Ms. Garner’s solution to the first objection is twofold. First, she doesn’t require students to do anything vis-à-vis technology that can’t be done with school resources. And second, if students need equipment to complete projects outside class, she loans them what they need. For example, when one of her students asked to do an extra-credit project, Ms. Garner loaned him the school’s Flip — a cell-phone-sized video camcorder that contains editing software and connects to a computer via a USB port — and suggested he create a music video for a song with Spanish lyrics.
The student, delighted with the opportunity, produced a product — currently available on YouTube — that Ms. Garner pronounced excellent.

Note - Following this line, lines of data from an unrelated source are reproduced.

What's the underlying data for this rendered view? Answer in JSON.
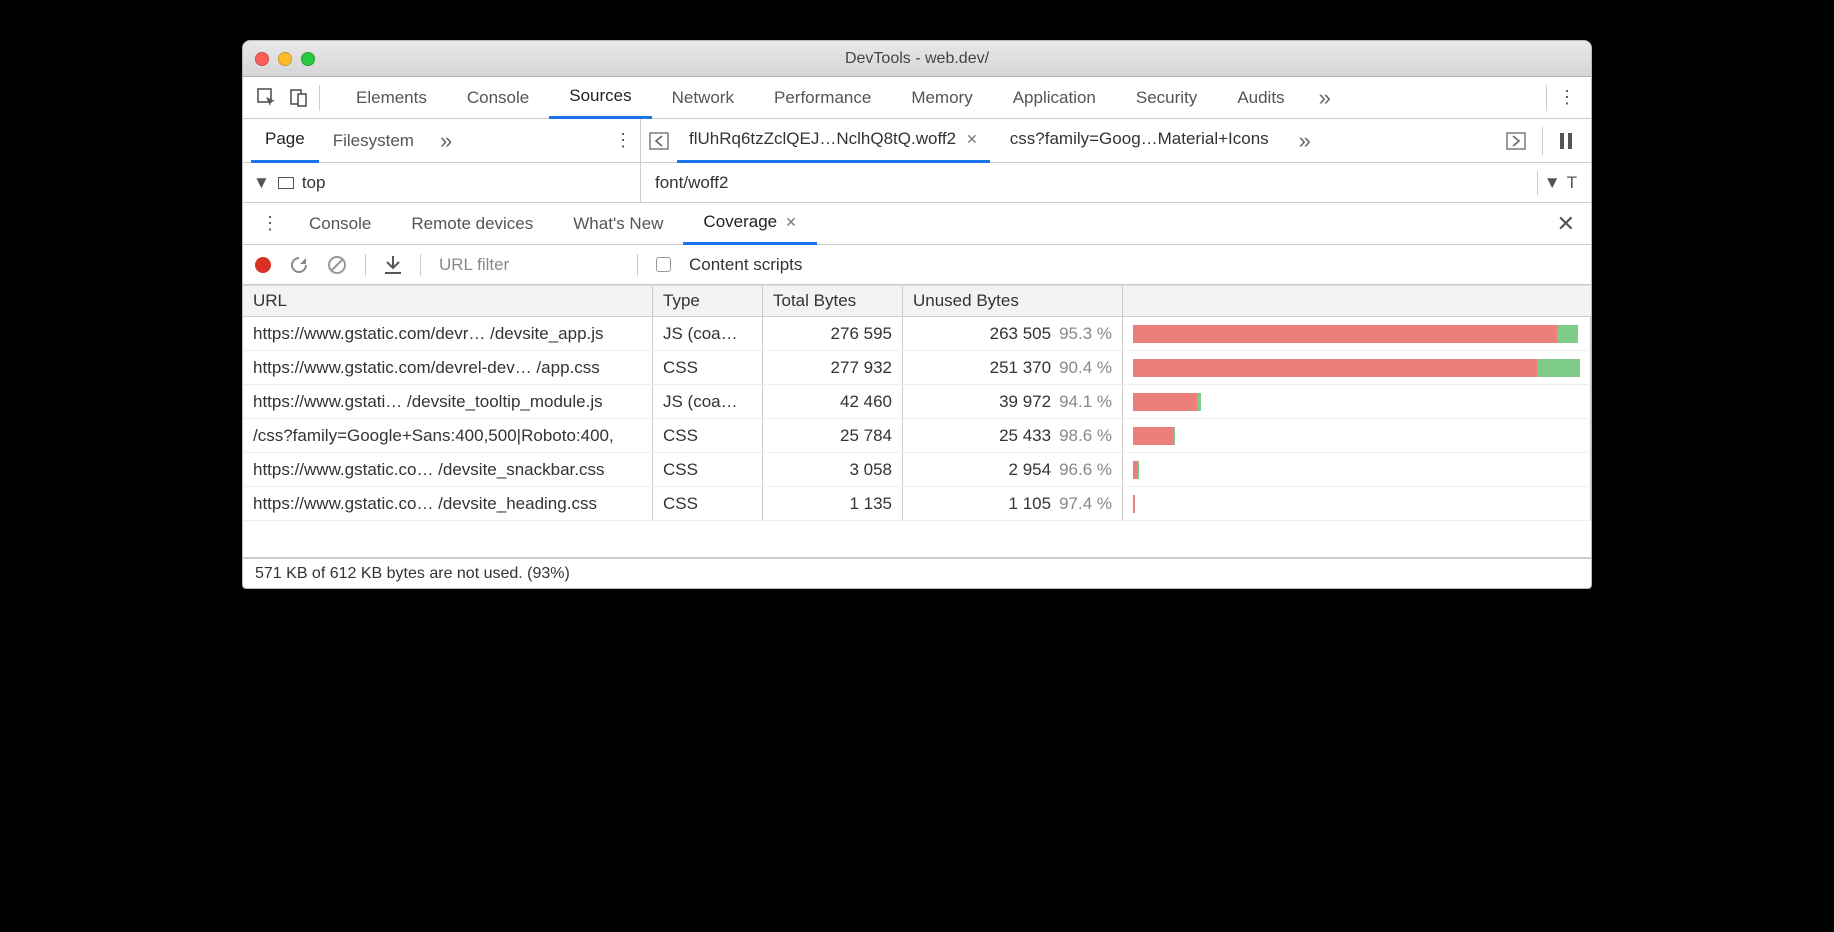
{
  "colors": {
    "accent": "#1a73e8",
    "bar_unused": "#ec7f7b",
    "bar_used": "#7fcb8a",
    "record": "#d93025"
  },
  "titlebar": {
    "title": "DevTools - web.dev/"
  },
  "main_tabs": {
    "items": [
      "Elements",
      "Console",
      "Sources",
      "Network",
      "Performance",
      "Memory",
      "Application",
      "Security",
      "Audits"
    ],
    "active_index": 2,
    "overflow_glyph": "»"
  },
  "sources_left": {
    "subtabs": [
      "Page",
      "Filesystem"
    ],
    "active_index": 0,
    "overflow_glyph": "»"
  },
  "open_files": {
    "tabs": [
      {
        "label": "flUhRq6tzZclQEJ…NclhQ8tQ.woff2",
        "closable": true
      },
      {
        "label": "css?family=Goog…Material+Icons",
        "closable": false
      }
    ],
    "active_index": 0,
    "overflow_glyph": "»"
  },
  "tree": {
    "top_label": "top",
    "content_hint": "font/woff2",
    "right_panel_hint": "T"
  },
  "drawer_tabs": {
    "items": [
      "Console",
      "Remote devices",
      "What's New",
      "Coverage"
    ],
    "active_index": 3
  },
  "coverage_toolbar": {
    "url_filter_placeholder": "URL filter",
    "content_scripts_label": "Content scripts"
  },
  "coverage_table": {
    "columns": [
      "URL",
      "Type",
      "Total Bytes",
      "Unused Bytes"
    ],
    "max_total": 277932,
    "rows": [
      {
        "url": "https://www.gstatic.com/devr… /devsite_app.js",
        "type": "JS (coa…",
        "total": "276 595",
        "total_n": 276595,
        "unused": "263 505",
        "pct": "95.3 %",
        "unused_n": 263505
      },
      {
        "url": "https://www.gstatic.com/devrel-dev… /app.css",
        "type": "CSS",
        "total": "277 932",
        "total_n": 277932,
        "unused": "251 370",
        "pct": "90.4 %",
        "unused_n": 251370
      },
      {
        "url": "https://www.gstati… /devsite_tooltip_module.js",
        "type": "JS (coa…",
        "total": "42 460",
        "total_n": 42460,
        "unused": "39 972",
        "pct": "94.1 %",
        "unused_n": 39972
      },
      {
        "url": "/css?family=Google+Sans:400,500|Roboto:400,",
        "type": "CSS",
        "total": "25 784",
        "total_n": 25784,
        "unused": "25 433",
        "pct": "98.6 %",
        "unused_n": 25433
      },
      {
        "url": "https://www.gstatic.co… /devsite_snackbar.css",
        "type": "CSS",
        "total": "3 058",
        "total_n": 3058,
        "unused": "2 954",
        "pct": "96.6 %",
        "unused_n": 2954
      },
      {
        "url": "https://www.gstatic.co…  /devsite_heading.css",
        "type": "CSS",
        "total": "1 135",
        "total_n": 1135,
        "unused": "1 105",
        "pct": "97.4 %",
        "unused_n": 1105
      }
    ]
  },
  "status_bar": {
    "text": "571 KB of 612 KB bytes are not used. (93%)"
  }
}
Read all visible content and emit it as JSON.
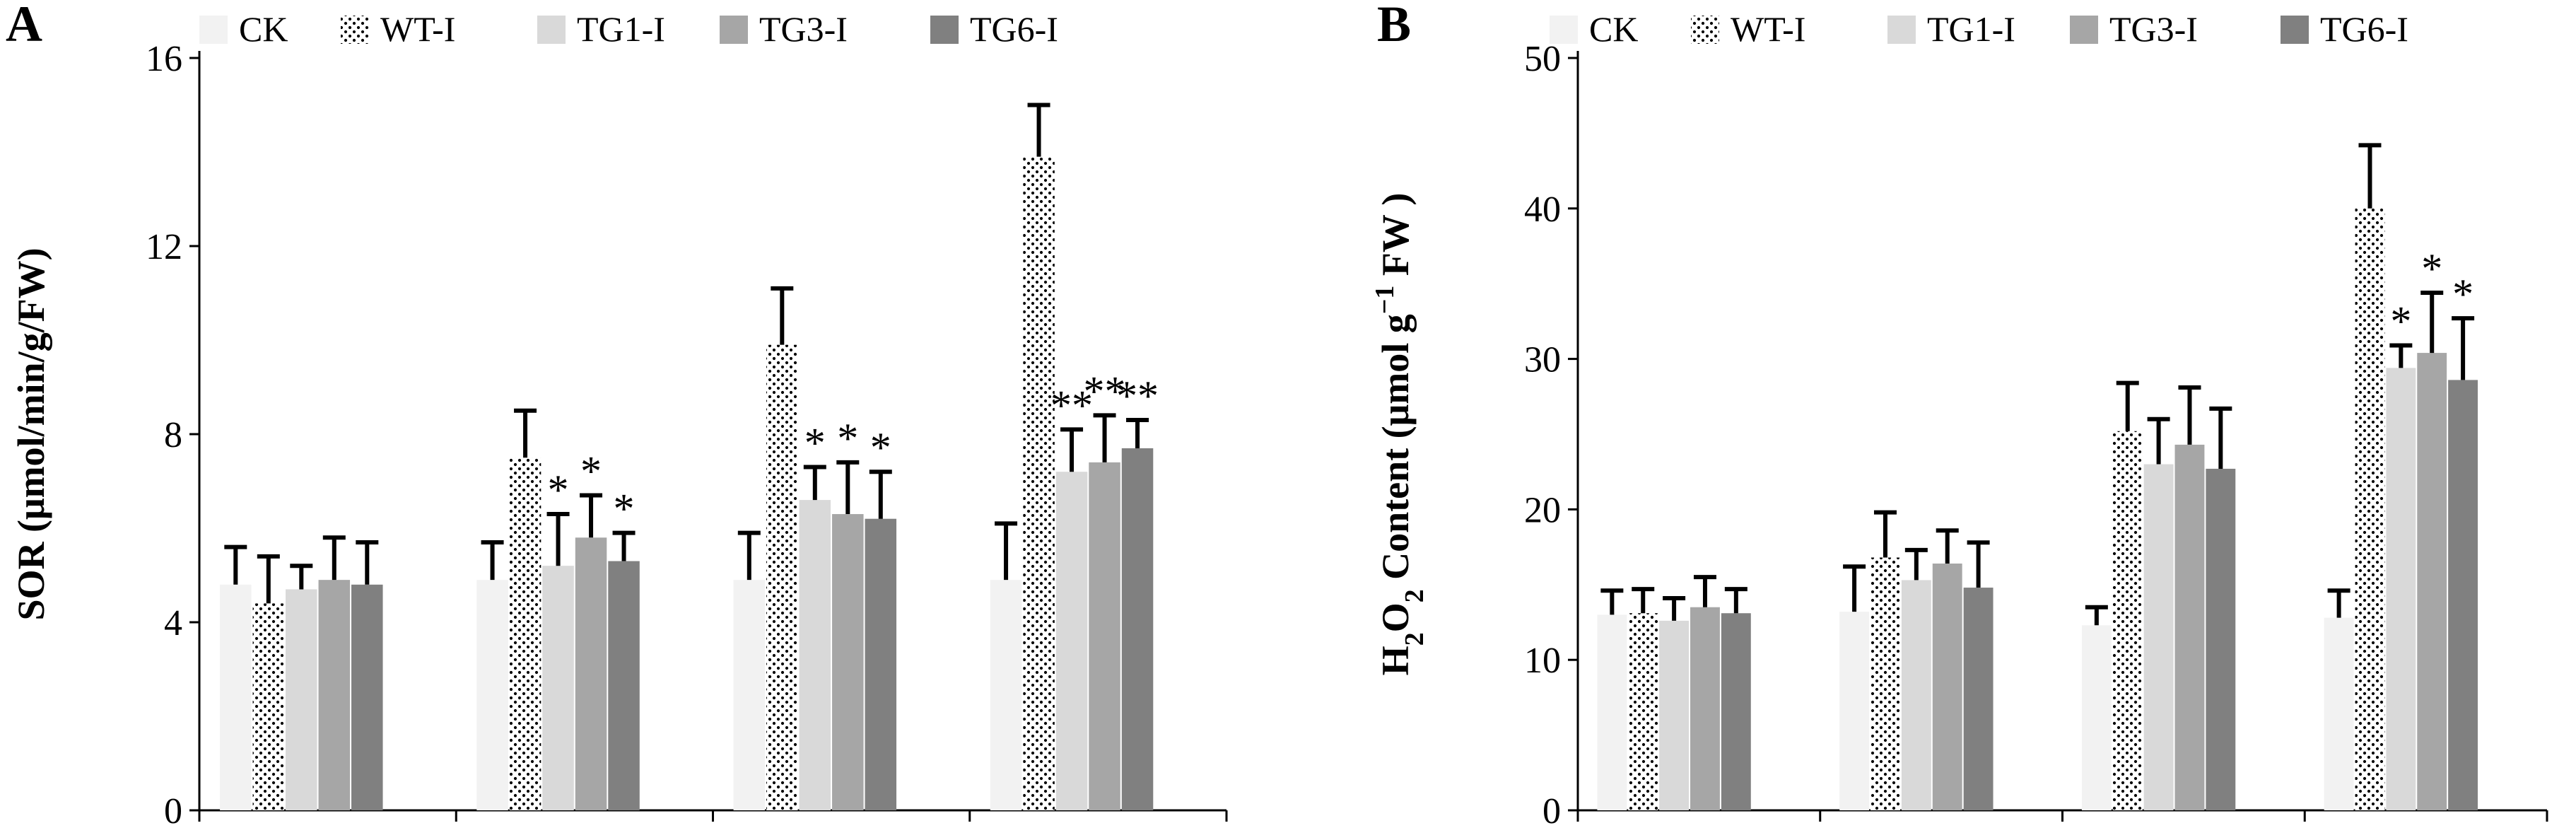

“If you know your kids and they respect you, then you should trust them with school resources,” she recommends. “There’s always a chance something will get broken, but it’s worth the risk. Thanks to that camera, this student, while making his video, probably learned as much Spanish — and as much about Spanish — as he did during the rest of the semester.”
Ms. Garner’s solution to the objection that students are unable to browse the entire internet at school is to circumvent restrictions by capturing files at home and downloading them at school. The practice is perfectly legal and many free versions of video converters are available on the web. (Ms. Garner recommends Any Video Converter Freeware.) If, for example, a student working at home finds something she needs for an assignment, she can post a note containing the link on Wallwisher and Ms. Garner retrieves it for her.
Two more of Ms. Garner’s favorite technology tools are Photo Story, the free software package that allows anyone to import and edit digital pictures; create slideshows that include music, captions, narration, and limited animation; and share the shows via email, and Timeliner XE, proprietary software that allows users to gather information from many sources and organize it visually in timeline, sequence, or cyclic formats.
An ongoing education
From the tone of this article, readers might assume Ms. Garner is a bona fide geek. She’s not. “I’ve learned by playing, experimenting, asking questions, listening to my students and colleagues, and following leads on the web.” Nor have all of her gizmos and gadgets been gifts of her school or LEA. “If I hear of a contest whose prize is a useful piece of technology, I enter it. If I can find an educator discount, I take advantage of it. If I can acquire a new tool by writing a grant, I write it.”
Nor does she consider the time she spends researching and learning how to use new devices and software an imposition on her private time. For any modern teacher, she says, “That’s part of the job.” It’s also, she says with a wink, a lot of fun.